Estate agent Arthur French and property developer Seamus Ross were involved in a joint venture to build the exclusive Ladycastle housing scheme at the famous golf resort, but Mr French told the High Court yesterday he is still owed millions by Mr Ross's company, Menolly Homes.
He insists the "true profit'' from the development is about €46.4m and that this should have been split between him and Mr Ross.
Instead, he claims profits for the development were "significantly understated'' at €28.9m, with the additional €17.4m being "wrongfully paid'' or permitted to be paid or diverted by Mr Ross to Menolly.
He alleges that Menolly overstated construction costs, misallocated fees and charged a "management'' fee of some €3.6m.
Menolly had been unable to explain "serious irregularities'' on the face of documents submitted by it, he claims.
The proceedings, being taken by Mr French, of Churchfields, Straffan, Co Kildare, against Mr Ross, of Barberstown House, Clonsilla, Dublin, and against Menolly Homes and Brisa Developments Ltd, both of Main Street, Lucan, Co Dublin, were yesterday admitted to the list of the Commercial Court.
In the action, Mr French is seeking damages or an account of profits for alleged breach of contract and of fiduciary duty.
Mr French operates the estate agency French Estates and claims he secured an option to purchase lands at Ladycastle, part of the K Club grounds.
He sought a partner for a residential development on the lands and claims he entered an agreement with Mr Ross, principal beneficial shareholder of Menolly Homes.
Mr French claims the agreement provided that the net profits from the development would be divided equally between him and Mr Ross, although the profits might be drawn through Menolly, in Mr Ross's case, and through French Estates, in Mr French's case.
Brisa was incorporated as the legal vehicle to effect the development and the lands were sold to it (Brisa) for €21m, on foot of an agreement of June 30, 2003, Mr French claims.
Menolly constructed the development and Mr French said it was anticipated, prior to construction, that the development would yield a profit of €49.7m.
It was completed in September 2006.
Because of concerns about expected profits, Mr French says he sought financial information about the development from January 2007.
Draft financial statements for the year ended June 2007 disclosed a profit of €29.98m.
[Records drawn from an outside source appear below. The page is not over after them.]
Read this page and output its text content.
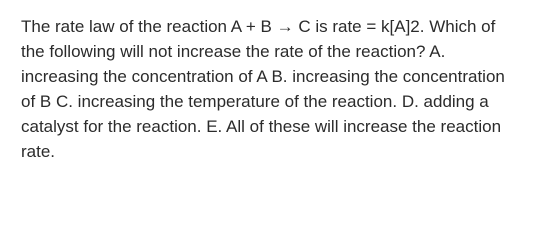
The rate law of the reaction A + B → C is rate = k[A]2. Which of
the following will not increase the rate of the reaction? A.
increasing the concentration of A B. increasing the concentration
of B C. increasing the temperature of the reaction. D. adding a
catalyst for the reaction. E. All of these will increase the reaction
rate.
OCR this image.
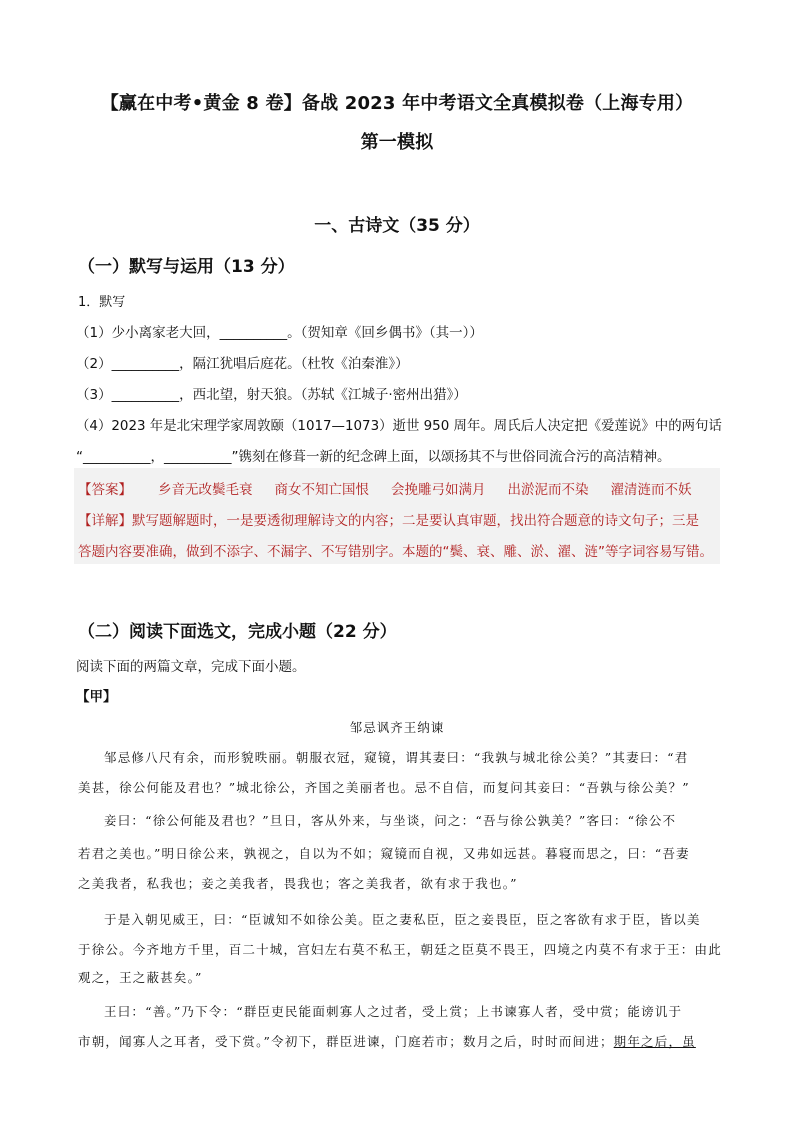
【赢在中考•黄金 8 卷】备战 2023 年中考语文全真模拟卷（上海专用）
第一模拟
一、古诗文（35 分）
（一）默写与运用（13 分）
1．默写
（1）少小离家老大回，__________。（贺知章《回乡偶书》（其一））
（2）__________，隔江犹唱后庭花。（杜牧《泊秦淮》）
（3）__________，西北望，射天狼。（苏轼《江城子·密州出猎》）
（4）2023 年是北宋理学家周敦颐（1017—1073）逝世 950 周年。周氏后人决定把《爱莲说》中的两句话
“__________，__________”镌刻在修葺一新的纪念碑上面，以颂扬其不与世俗同流合污的高洁精神。
【答案】 乡音无改鬓毛衰 商女不知亡国恨 会挽雕弓如满月 出淤泥而不染 濯清涟而不妖
【详解】默写题解题时，一是要透彻理解诗文的内容；二是要认真审题，找出符合题意的诗文句子；三是
答题内容要准确，做到不添字、不漏字、不写错别字。本题的“鬓、衰、雕、淤、濯、涟”等字词容易写错。
（二）阅读下面选文，完成小题（22 分）
阅读下面的两篇文章，完成下面小题。
【甲】
邹忌讽齐王纳谏
邹忌修八尺有余，而形貌昳丽。朝服衣冠，窥镜，谓其妻曰：“我孰与城北徐公美？”其妻曰：“君
美甚，徐公何能及君也？”城北徐公，齐国之美丽者也。忌不自信，而复问其妾曰：“吾孰与徐公美？”
妾曰：“徐公何能及君也？”旦日，客从外来，与坐谈，问之：“吾与徐公孰美？”客曰：“徐公不
若君之美也。”明日徐公来，孰视之，自以为不如；窥镜而自视，又弗如远甚。暮寝而思之，曰：“吾妻
之美我者，私我也；妾之美我者，畏我也；客之美我者，欲有求于我也。”
于是入朝见威王，曰：“臣诚知不如徐公美。臣之妻私臣，臣之妾畏臣，臣之客欲有求于臣，皆以美
于徐公。今齐地方千里，百二十城，宫妇左右莫不私王，朝廷之臣莫不畏王，四境之内莫不有求于王：由此
观之，王之蔽甚矣。”
王曰：“善。”乃下令：“群臣吏民能面刺寡人之过者，受上赏；上书谏寡人者，受中赏；能谤讥于
市朝，闻寡人之耳者，受下赏。”令初下，群臣进谏，门庭若市；数月之后，时时而间进；期年之后，虽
Mr French says that figure confirmed his concerns and he ultimately issued a demand under the Companies Act to obtain certain information.
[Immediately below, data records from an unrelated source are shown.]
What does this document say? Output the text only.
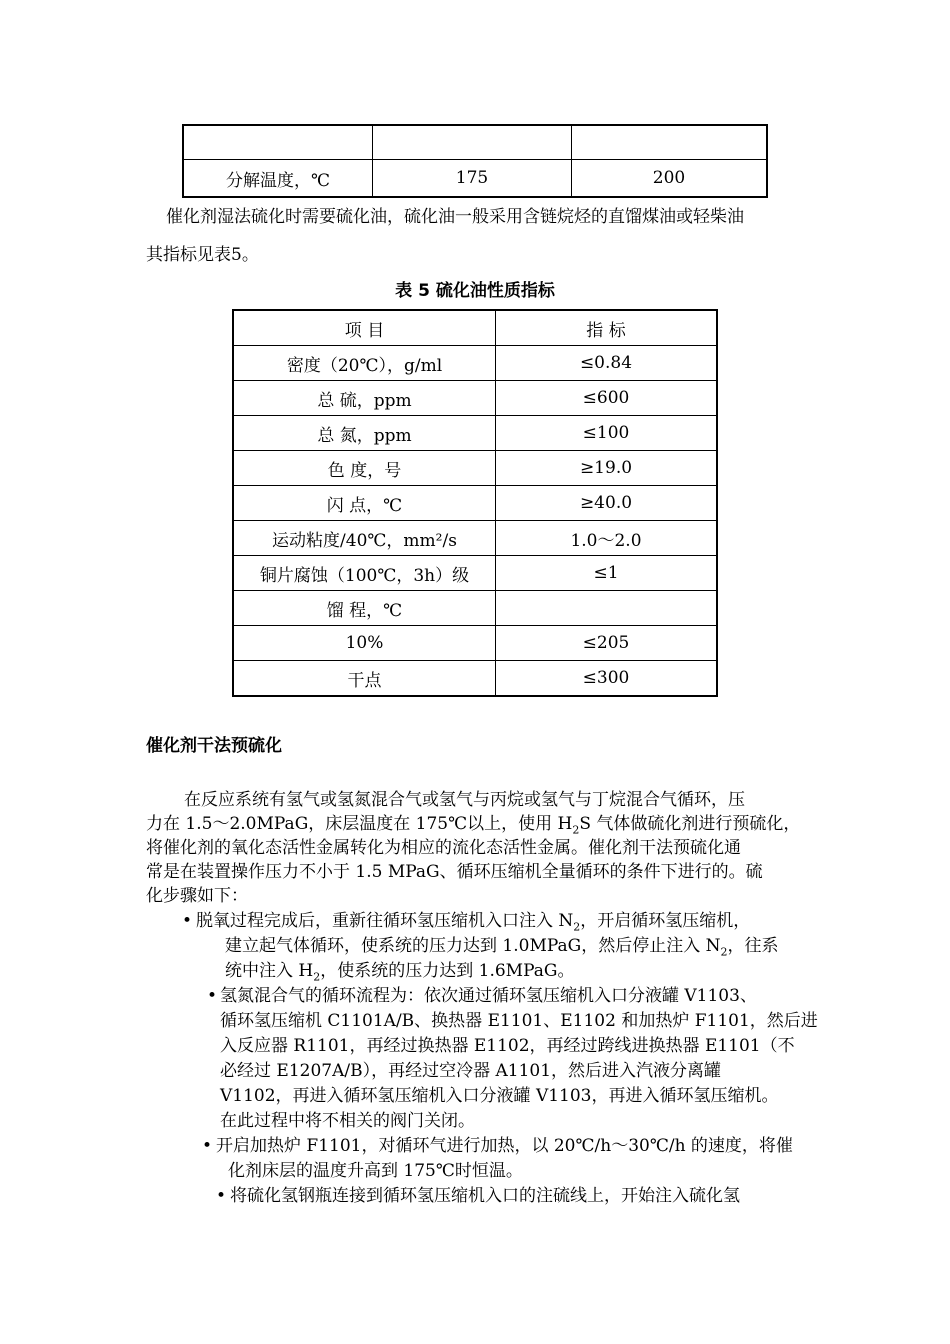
分解温度，℃	175	200
催化剂湿法硫化时需要硫化油，硫化油一般采用含链烷烃的直馏煤油或轻柴油
其指标见表5。
表 5 硫化油性质指标
项 目	指 标
密度（20℃），g/ml	≤0.84
总 硫，ppm	≤600
总 氮，ppm	≤100
色 度，号	≥19.0
闪 点，℃	≥40.0
运动粘度/40℃，mm²/s	1.0～2.0
铜片腐蚀（100℃，3h）级	≤1
馏 程，℃	
10%	≤205
干点	≤300
催化剂干法预硫化
在反应系统有氢气或氢氮混合气或氢气与丙烷或氢气与丁烷混合气循环，压
力在 1.5～2.0MPaG，床层温度在 175℃以上，使用 $H_2S$ 气体做硫化剂进行预硫化，
将催化剂的氧化态活性金属转化为相应的流化态活性金属。催化剂干法预硫化通
常是在装置操作压力不小于 1.5 MPaG、循环压缩机全量循环的条件下进行的。硫
化步骤如下：
• 脱氧过程完成后，重新往循环氢压缩机入口注入 $N_2$，开启循环氢压缩机，
建立起气体循环，使系统的压力达到 1.0MPaG，然后停止注入 $N_2$，往系
统中注入 $H_2$，使系统的压力达到 1.6MPaG。
• 氢氮混合气的循环流程为：依次通过循环氢压缩机入口分液罐 V1103、
循环氢压缩机 C1101A/B、换热器 E1101、E1102 和加热炉 F1101，然后进
入反应器 R1101，再经过换热器 E1102，再经过跨线进换热器 E1101（不
必经过 E1207A/B），再经过空冷器 A1101，然后进入汽液分离罐
V1102，再进入循环氢压缩机入口分液罐 V1103，再进入循环氢压缩机。
在此过程中将不相关的阀门关闭。
• 开启加热炉 F1101，对循环气进行加热，以 20℃/h～30℃/h 的速度，将催
化剂床层的温度升高到 175℃时恒温。
• 将硫化氢钢瓶连接到循环氢压缩机入口的注硫线上，开始注入硫化氢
Mr French appointed KPMG as reporting accountants to him and it concluded the profits had been "significantly understated'' because the construction costs as presented were not reasonable and/or were not properly incurred.
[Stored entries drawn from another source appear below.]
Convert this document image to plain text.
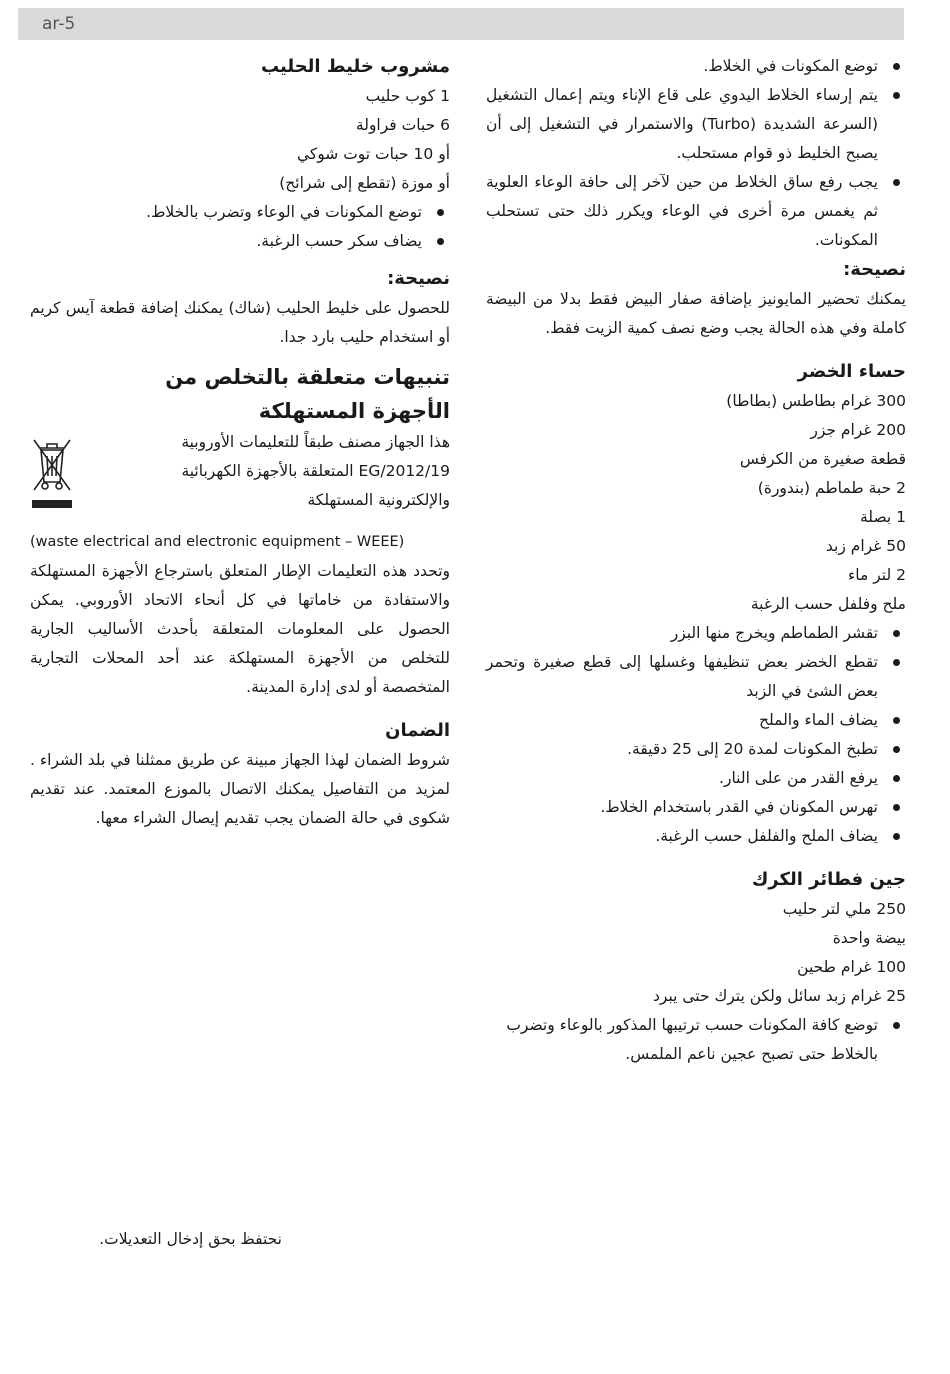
ar-5
توضع المكونات في الخلاط.
يتم إرساء الخلاط اليدوي على قاع الإناء ويتم إعمال التشغيل (السرعة الشديدة (Turbo) والاستمرار في التشغيل إلى أن يصبح الخليط ذو قوام مستحلب.
يجب رفع ساق الخلاط من حين لآخر إلى حافة الوعاء العلوية ثم يغمس مرة أخرى في الوعاء ويكرر ذلك حتى تستحلب المكونات.
نصيحة:

يمكنك تحضير المايونيز بإضافة صفار البيض فقط بدلا من البيضة كاملة وفي هذه الحالة يجب وضع نصف كمية الزيت فقط.

حساء الخضر
300 غرام بطاطس (بطاطا)
200 غرام جزر
قطعة صغيرة من الكرفس
2 حبة طماطم (بندورة)
1 بصلة
50 غرام زبد
2 لتر ماء
ملح وفلفل حسب الرغبة
تقشر الطماطم ويخرج منها البزر
تقطع الخضر بعض تنظيفها وغسلها إلى قطع صغيرة وتحمر بعض الشئ في الزبد
يضاف الماء والملح
تطبخ المكونات لمدة 20 إلى 25 دقيقة.
يرفع القدر من على النار.
تهرس المكونان في القدر باستخدام الخلاط.
يضاف الملح والفلفل حسب الرغبة.
جين فطائر الكرك
250 ملي لتر حليب
بيضة واحدة
100 غرام طحين
25 غرام زبد سائل ولكن يترك حتى يبرد
توضع كافة المكونات حسب ترتيبها المذكور بالوعاء وتضرب بالخلاط حتى تصبح عجين ناعم الملمس.
مشروب خليط الحليب
1 كوب حليب
6 حبات فراولة
أو 10 حبات توت شوكي
أو موزة (تقطع إلى شرائح)
توضع المكونات في الوعاء وتضرب بالخلاط.
يضاف سكر حسب الرغبة.
نصيحة:

للحصول على خليط الحليب (شاك) يمكنك إضافة قطعة آيس كريم أو استخدام حليب بارد جدا.

تنبيهات متعلقة بالتخلص من
الأجهزة المستهلكة
هذا الجهاز مصنف طبقاً للتعليمات الأوروبية
2012/19/EG المتعلقة بالأجهزة الكهربائية
والإلكترونية المستهلكة
(waste electrical and electronic equipment – WEEE)

وتحدد هذه التعليمات الإطار المتعلق باسترجاع الأجهزة المستهلكة والاستفادة من خاماتها في كل أنحاء الاتحاد الأوروبي. يمكن الحصول على المعلومات المتعلقة بأحدث الأساليب الجارية للتخلص من الأجهزة المستهلكة عند أحد المحلات التجارية المتخصصة أو لدى إدارة المدينة.

الضمان

شروط الضمان لهذا الجهاز مبينة عن طريق ممثلنا في بلد الشراء . لمزيد من التفاصيل يمكنك الاتصال بالموزع المعتمد. عند تقديم شكوى في حالة الضمان يجب تقديم إيصال الشراء معها.

نحتفظ بحق إدخال التعديلات.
Mr French also claims that "serious irregularities" appeared on the face of documents presented to KPMG which, he claims, Menolly was unable to justify or explain. Of 761 invoices received, some 306 (totalling €14.99m) related to other unrelated construction contracts with third parties or did not refer to any specific project, he claims. Invoices from nine separate suppliers appeared to be in the same handwriting and invoices from different suppliers used a Menolly Enterprises stamp, he also claims.
In the absence of a proper contractual basis and an explanation for the "irregular invoices" and the costs of building generally, KPMG, having examined the documents supplied by Menolly, assessed the true profit from the development as €46.4m.